Mr Dick said the Palaszczuk Government attracted Mercurius to Queensland through the Biofutures Acceleration Program Expression of Interest, which concluded last year.
“The Palaszczuk Government is leading Australia’s biofutures revolution through the Advance Queensland Biofutures 10-Year Roadmap and Action Plan and through supporting companies like Mercurius to choose Queensland,” he said.
Mercurius CEO Karl Seck underlined the company’s intention to use regional Queensland as its bio-manufacturing hub during a visit to QUT in Brisbane today.
“Mercurius Biorefining has developed patented technology called REACH, which aims to significantly reduce the cost of manufacturing renewable diesel and jet fuel and other bio products,” Mr Seck said.
“We selected Queensla+nd after a global search of potential locations as an excellent location to build a biorefinery, due to its favourable business climate, extensive agricultural industry and world-class universities.
“Although validation processes are not yet concluded, results to date are positive and in line with expectations.”
Director of QUT’s Centre for Tropical Crops and Biocommodities, Professor Sagadevan Mundree said the project brings to fruition the long-standing collaboration between QUT and Mercurius which has been developed over the past five to six years.
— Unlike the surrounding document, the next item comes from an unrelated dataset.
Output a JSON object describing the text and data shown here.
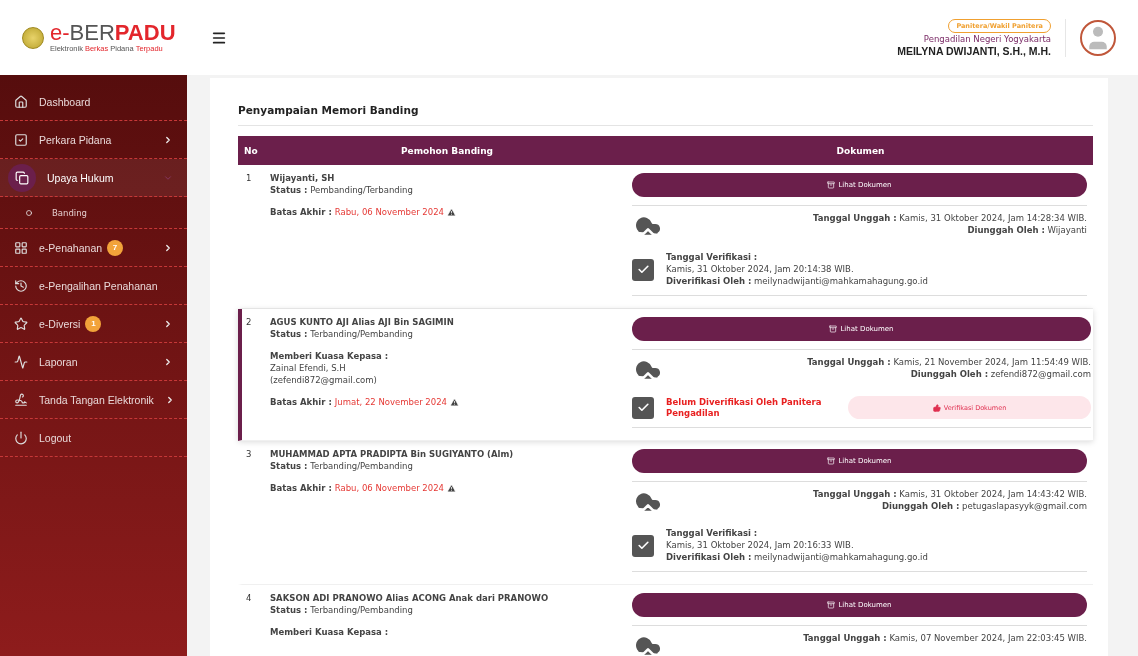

“Mercurius’ transformative REACH™ technology can be applied to any type of biomass such as agricultural residues, which Queensland has in abundant supply”, Professor Sagadevan Mundree said.
“The patented technology is simple and efficient and can utilise equipment from existing industries, which can result in relatively low capital and operating costs.”
“QUT is excited about the Queensland Government funding for this proof of concept, that will advance the commercial reality of producing renewable fuels and chemicals and lead to increased jobs and opportunities for regional communities.”
Mr Dick said the Palaszczuk Government’s funding was supporting Mercurius undertaking a scientific validation program and feasibility study with respect to its patented REACH™ technology, via the Biofutures Acceleration Program.